Bettina Siegel, a 49-year-old mother of two, traveled from Houston to speak at the meeting, but her name was not called. As the author of The Lunch Tray -- a blog on nutritional tips for parents -- she wanted to address Thompson about the growing body of research showing that very young children are unable to process advertising in the way adults do. Citing the American Academy of Pediatrics, which has gone on record saying it considers child-directed marketing to be inherently deceptive, Siegel said she wanted to ask Thompson why McDonald’s continues to direct ads at young eyeballs. “They’re spending hundreds of millions of dollars, not just advertising to all of us, but specifically targeting this very vulnerable population,” Siegel said. “I wanted to discuss that with him.”
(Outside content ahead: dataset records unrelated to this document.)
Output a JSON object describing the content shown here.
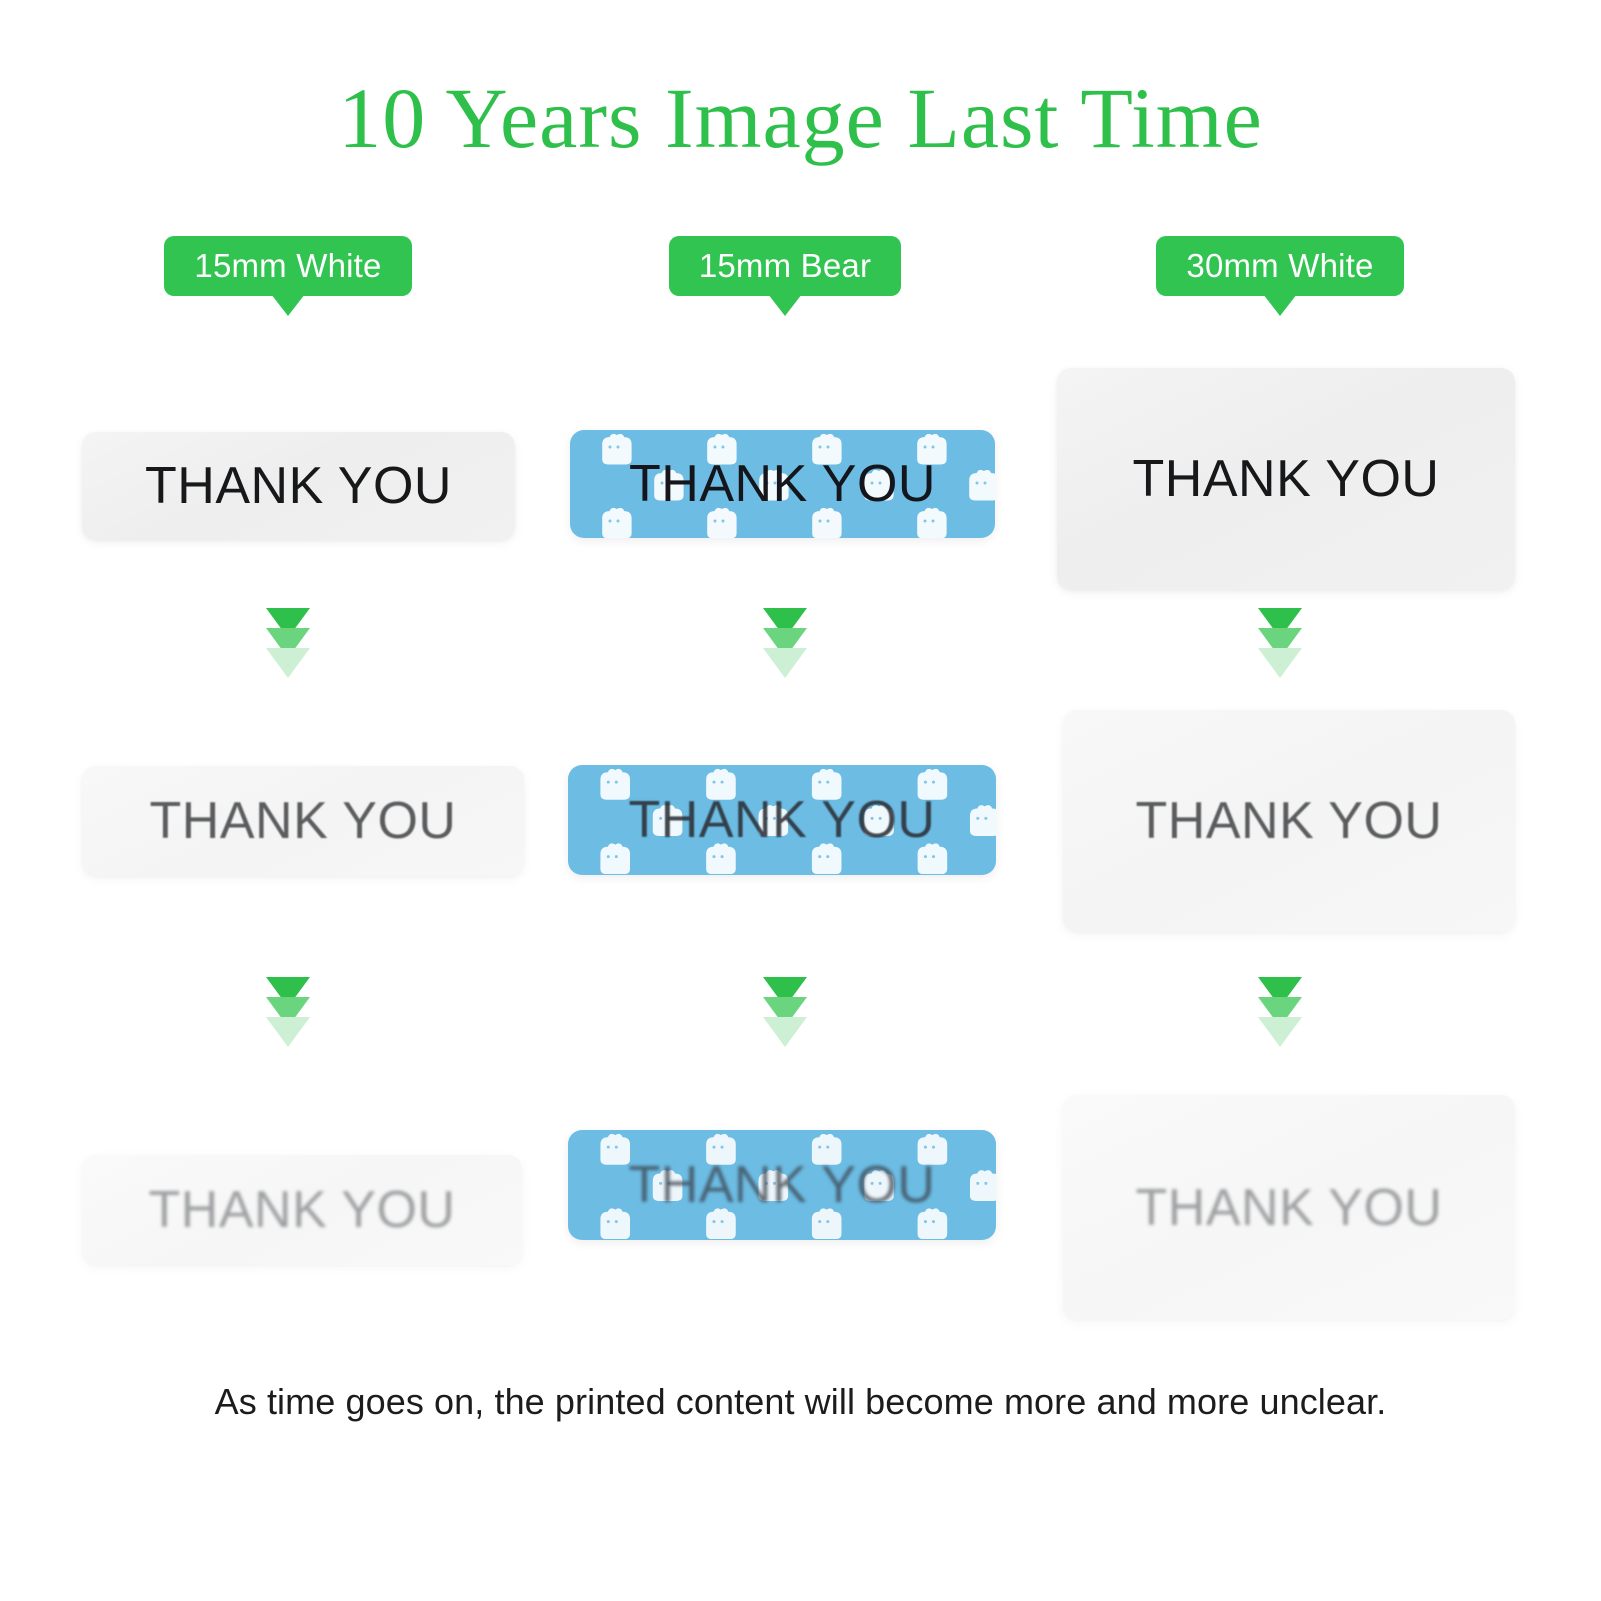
{
  "header": {
    "title": "10 Years Image Last Time",
    "title_color": "#2ec04a"
  },
  "caption": {
    "text": "As time goes on, the printed content will become more and more unclear."
  },
  "colors": {
    "brand_green": "#31c451",
    "title_green": "#2ec04a",
    "bear_blue": "#6cbce3",
    "arrow_strong": "#2ec04a",
    "arrow_mid": "#6bd47f",
    "arrow_faint": "#cdf0d4",
    "paper_gray": "#f1f1f1"
  },
  "columns": [
    {
      "badge_label": "15mm White",
      "material": "white",
      "rows": [
        {
          "label_text": "THANK YOU",
          "stage": "year-0",
          "clarity": "sharp"
        },
        {
          "label_text": "THANK YOU",
          "stage": "year-5",
          "clarity": "faded"
        },
        {
          "label_text": "THANK YOU",
          "stage": "year-10",
          "clarity": "very-faded"
        }
      ]
    },
    {
      "badge_label": "15mm Bear",
      "material": "bear",
      "rows": [
        {
          "label_text": "THANK YOU",
          "stage": "year-0",
          "clarity": "sharp"
        },
        {
          "label_text": "THANK YOU",
          "stage": "year-5",
          "clarity": "faded"
        },
        {
          "label_text": "THANK YOU",
          "stage": "year-10",
          "clarity": "very-faded"
        }
      ]
    },
    {
      "badge_label": "30mm White",
      "material": "white",
      "rows": [
        {
          "label_text": "THANK YOU",
          "stage": "year-0",
          "clarity": "sharp"
        },
        {
          "label_text": "THANK YOU",
          "stage": "year-5",
          "clarity": "faded"
        },
        {
          "label_text": "THANK YOU",
          "stage": "year-10",
          "clarity": "very-faded"
        }
      ]
    }
  ],
  "arrows": {
    "icon": "triple-chevron-down-icon",
    "count_per_stack": 3
  }
}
From left: Bettina Siegel, Migdalia Rivera, Rosa Perea, Leah Segedie, Casey Hinds, and Sally Kuzemchak traveled to McDonald’s corporate office to speak out about nutrition. Corporate Accountability International

Barker said she understands that different groups have different concerns, but she noted that the primary aim of a shareholder meeting is to discuss the direction of the company. In recent years, she said, those discussions were being drowned out by dissent. She went on to express frustration over what is now a well-established trend -- special-interest groups using shareholder meetings as soap boxes to air their grievances. “This is not a town hall,” she said. “When our shareholders tell us that they do not have the opportunity to be heard in their own meeting -- to be able to help shape the future of our company -- we need to pay attention to that.”

Rivera, meanwhile, has two soap boxes of her own -- a blog on, where she is an associate campaign director, and her personal blog, Latina on a Mission. She calls herself one of the top Hispanic influencers in the U.S. and said she’s eager to use her digital platforms to pick up where the meeting left off.

“I’m definitely writing about this,” she said.